La vieja maldición de El Raval

El regreso de la heroína, los pisos ocupados y la especulación urbanística asfixian otra vez el antiguo ‘barrio chino’ en pleno corazón de Barcelona

Un policía en uno de los pisos desalojados.
Un policía en uno de los pisos desalojados. JOAN SÁNCHEZ

"Operación policial. No puede pasar", un agente de la Guardia Urbana de Barcelona corta el paso a un vecino de la calle Riereta, una de las más afectadas. El hombre le responde: “No quiero pasar. Vivo en la calle Vistalegre con mis hijos. En mi finca venden droga. Tengo yonkis durmiendo en la puerta a centímetros de la cama de mis hijos”. Otro agente, de paísano pero cubierto con un chaleco reflectante, se acerca. "Sé quién eres. Ocupaste hace unas semanas el piso donde vives…”. El vecino se siente cazado, pero el policía lo tranquiliza: “Menos mal que fuiste tú, si no, lo hubiera hecho otro camello…”. Durante la conversación, el agente confiesa que conoce estos puntos de venta, “y otros tantos en el Raval”, pero admite “estar atrapado” de pies y manos: “Reunimos pruebas a diario, pedimos ordenes judiciales que a veces tardan semanas en llegar y solo después podemos actuar”.

Desde principios de año, Mossos y Guardia Urbana han realizado 28 entradas en diferentes pisos del Raval deteniendo a 35 traficantes. Con los camellos fuera de circulación, algunos consumidores toman el relevo en el negocio y se instalan en los mismos pisos ocupados. Los compradores siguen llegando y los agentes regresan a la casilla de salida. Necesitan, de nuevo, una orden judicial.

Jacinto lleva décadas sirviendo cafés en un pequeño bar con antepasado gallego, el Xironda Orense, en la calle d’en Roig. Un negocio familiar en una travesía peatonal a escasos metros de la Rambla de Barcelona. “En los ochenta cuando llamaba a mi madre desde la mili, me decía ha muerto el hijo de menganito, ha aparecido tieso en tal calle. La heroína hizo mucho daño pero no era lo de ahora”, lamenta. En aquellos años la calle Roig hervía de vida. Junto al Xironda Orense se ganaban la vida los empleados de una “pollería, una tienda de balanzas, un colmado, una tienda de chuches…”. La miseria, las crisis, la especulación y el supuesto progreso hicieron que todos los negocios fueran cerrando. Al final, solo quedó el bar de Jacinto. La barra está estratégicamente colocada junto a la puerta. Desde allí, Jacinto ve pasar la vida. “Hace un año que empezaron a llegar muchos yonkis, la mayoría italianos”, recuerda el hostelero. Todos peregrinaban hacia el número 22 de la calle d’En Roig. Allí, varios okupas se habían adueñado de gran parte del edificio. Eliminaron la puerta del portal y, así, los clientes tenían vía libre para subir a los pisos. Dentro del edificio comenzaron su “business” vendiendo droga en pequeñas cantidades a precio de risa. “Un día llegué a contar a 195 yonkis yendo a comprar en menos de 90 minutos”, recuerda.

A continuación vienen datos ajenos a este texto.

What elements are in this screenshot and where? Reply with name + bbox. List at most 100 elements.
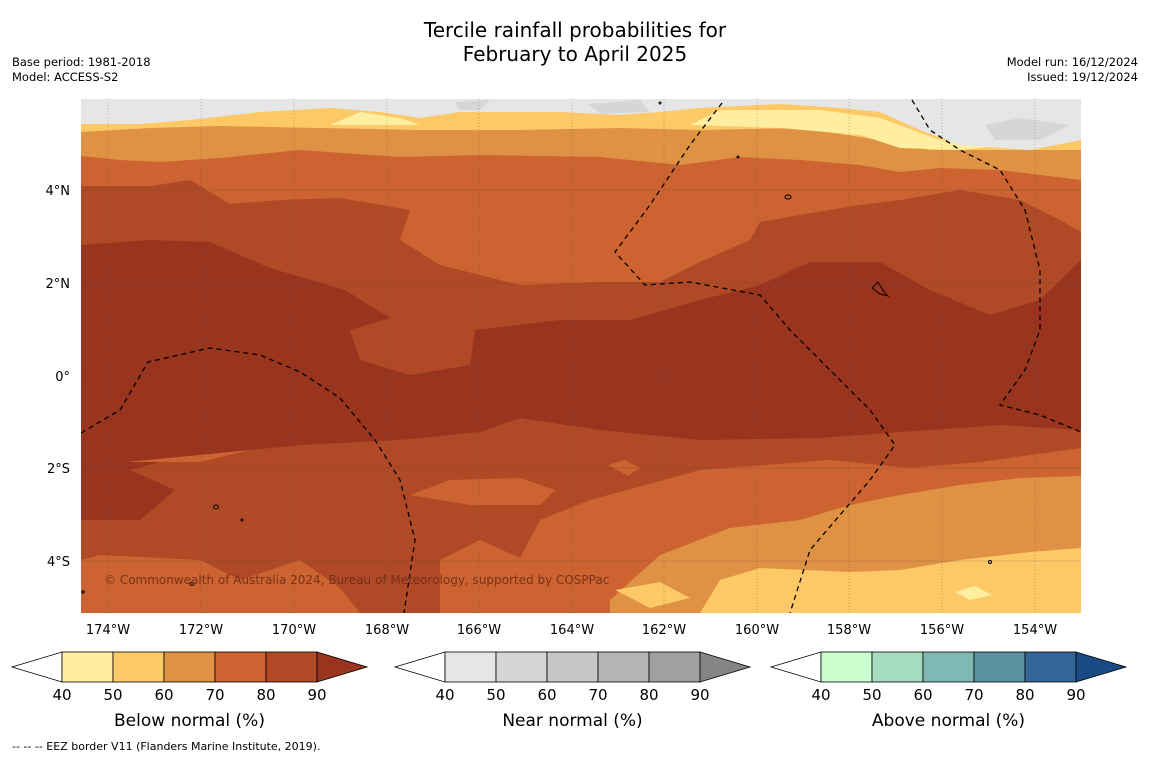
band-60-70-islet	[608, 460, 640, 476]
title-line-1: Tercile rainfall probabilities for	[423, 18, 727, 42]
eez-footnote: -- -- -- EEZ border V11 (Flanders Marine…	[12, 740, 321, 753]
colorbar-swatch	[61, 651, 114, 683]
islands	[81, 101, 992, 594]
colorbar-title: Above normal (%)	[872, 711, 1025, 731]
colorbar-swatch	[871, 651, 924, 683]
meta-left: Base period: 1981-2018 Model: ACCESS-S2	[12, 55, 151, 85]
colorbar-swatch	[495, 651, 548, 683]
band-30-40-north	[330, 112, 420, 125]
colorbar-title: Near normal (%)	[502, 711, 642, 731]
island-6	[736, 155, 740, 159]
lat-label: 4°N	[46, 184, 71, 199]
island-3	[213, 504, 219, 510]
colorbar-tick-label: 90	[1066, 686, 1085, 704]
lat-label: 2°S	[47, 462, 70, 477]
colorbar-tick-label: 60	[537, 686, 556, 704]
colorbar-extend-high	[699, 651, 752, 683]
island-7	[240, 518, 244, 522]
eez-border-central	[614, 102, 896, 613]
band-40-50-south-spot	[615, 582, 690, 608]
eez-border-west	[81, 347, 416, 613]
colorbar-tick-label: 80	[1015, 686, 1034, 704]
model-run: Model run: 16/12/2024	[1006, 55, 1138, 69]
colorbar: 40 50 60 70 80 90 Near normal (%)	[393, 651, 752, 731]
colorbar-extend-high	[316, 651, 369, 683]
lon-label: 160°W	[735, 623, 779, 638]
colorbar-swatch	[973, 651, 1026, 683]
meta-right: Model run: 16/12/2024 Issued: 19/12/2024	[1007, 55, 1138, 85]
latitude-labels: 4°N 2°N 0° 2°S 4°S	[46, 184, 71, 570]
island-9	[81, 590, 85, 594]
island-8	[988, 560, 992, 564]
model-name: Model: ACCESS-S2	[12, 70, 119, 84]
lat-label: 4°S	[47, 555, 70, 570]
probability-map: © Commonwealth of Australia 2024, Bureau…	[81, 99, 1081, 613]
band-60-70-south	[81, 555, 360, 613]
lon-label: 172°W	[179, 623, 223, 638]
colorbar-swatch	[546, 651, 599, 683]
colorbar-swatch	[1024, 651, 1077, 683]
lat-label: 0°	[55, 370, 70, 385]
lon-label: 164°W	[550, 623, 594, 638]
colorbar-tick-label: 50	[486, 686, 505, 704]
lon-label: 168°W	[365, 623, 409, 638]
island-2	[871, 281, 890, 297]
band-30-40-north-east	[690, 110, 1000, 150]
colorbar-extend-low	[769, 651, 822, 683]
colorbar-tick-label: 50	[103, 686, 122, 704]
lon-label: 158°W	[827, 623, 871, 638]
band-30-40-south-spot	[955, 586, 992, 600]
chart-title: Tercile rainfall probabilities for Febru…	[0, 18, 1150, 66]
lon-label: 174°W	[86, 623, 130, 638]
colorbar-swatch	[922, 651, 975, 683]
lon-label: 166°W	[457, 623, 501, 638]
colorbar-title: Below normal (%)	[114, 711, 265, 731]
band-60-70-west-south	[125, 450, 250, 462]
lon-label: 156°W	[920, 623, 964, 638]
colorbar-tick-label: 60	[154, 686, 173, 704]
lon-label: 170°W	[272, 623, 316, 638]
colorbar-tick-label: 80	[256, 686, 275, 704]
lat-label: 2°N	[46, 277, 71, 292]
colorbar-tick-label: 90	[307, 686, 326, 704]
copyright-text: © Commonwealth of Australia 2024, Bureau…	[104, 573, 609, 587]
colorbar-extend-low	[393, 651, 446, 683]
lon-label: 162°W	[642, 623, 686, 638]
colorbar-swatch	[597, 651, 650, 683]
latitude-lines	[81, 189, 1081, 562]
lon-label: 154°W	[1013, 623, 1057, 638]
colorbar-swatch	[214, 651, 267, 683]
colorbar-swatch	[112, 651, 165, 683]
island-5	[658, 101, 662, 105]
colorbar: 40 50 60 70 80 90 Below normal (%)	[10, 651, 369, 731]
colorbar-tick-label: 40	[52, 686, 71, 704]
colorbar-tick-label: 70	[964, 686, 983, 704]
near-normal-band	[81, 99, 1081, 150]
colorbar-tick-label: 50	[862, 686, 881, 704]
colorbar-tick-label: 60	[913, 686, 932, 704]
colorbar-tick-label: 70	[588, 686, 607, 704]
island-1	[784, 194, 792, 200]
colorbar-tick-label: 40	[811, 686, 830, 704]
colorbars: 40 50 60 70 80 90 Below normal (%) 40 50 60 70 80 90…	[10, 651, 1128, 731]
colorbar-tick-label: 70	[205, 686, 224, 704]
band-60-70-mid-south	[410, 478, 555, 505]
near-normal-patch-2	[588, 100, 650, 114]
title-line-2: February to April 2025	[462, 42, 688, 66]
near-normal-patch	[455, 100, 490, 110]
colorbar-swatch	[820, 651, 873, 683]
colorbar-swatch	[163, 651, 216, 683]
colorbar-tick-label: 40	[435, 686, 454, 704]
issued-date: Issued: 19/12/2024	[1027, 70, 1138, 84]
colorbar-extend-high	[1075, 651, 1128, 683]
colorbar-tick-label: 90	[690, 686, 709, 704]
colorbar-swatch	[444, 651, 497, 683]
near-normal-patch-3	[985, 118, 1070, 140]
colorbar-swatch	[648, 651, 701, 683]
colorbar: 40 50 60 70 80 90 Above normal (%)	[769, 651, 1128, 731]
colorbar-extend-low	[10, 651, 63, 683]
longitude-labels: 174°W 172°W 170°W 168°W 166°W 164°W 162°…	[86, 623, 1057, 638]
island-4	[189, 582, 195, 586]
eez-borders	[81, 99, 1081, 613]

Carlos vive en el 24 d’En Roig. Vio cómo el terrado del número 22 se llenaba de colchones, tiendas de campaña… “Allí consumían, dormían, hacían sus necesidades sin moverse del edificio donde les vendían la droga”, recuerda. Conforme llegó el verano la degradación era máxima y los vecinos decidieron poner punto y final a la procesión de consumidores con el mono. “Hicimos caceroladas durante 70 noches seguidas delante del número 22”, recuerda Carlos. La idea cuajó y los vecinos de diferentes calles fueron asociándose. El problema d’En Roig se reproducía en las calles Picalquers, Duran i Sanpere, Ferlandina, La Lluna, Lancaster, de l'Om, d’En Robador, Cardona, Sant Gil… Pronto las caceroladas recorrían, en peregrinación, todos los narcopisos. Los camellos comenzaron a notar la mirada de los vecinos clavadas en sus nucas. Tras las protestas y las quejas el problema continúa aunque ha mermado. Ahora calculan que hay una veintena de narcopisos en activo.

Hace unos días, la Guardia Urbana desmanteló un supermercado de la droga instalado en el 9 de la calle Vistalegre. El mismo inmueble que denunciaba un joven, días antes, ante el cordón policial. Sus hijos llevan varias noches durmiendo sin narcotraficantes trapicheando a centímetros del tabique de su habitación.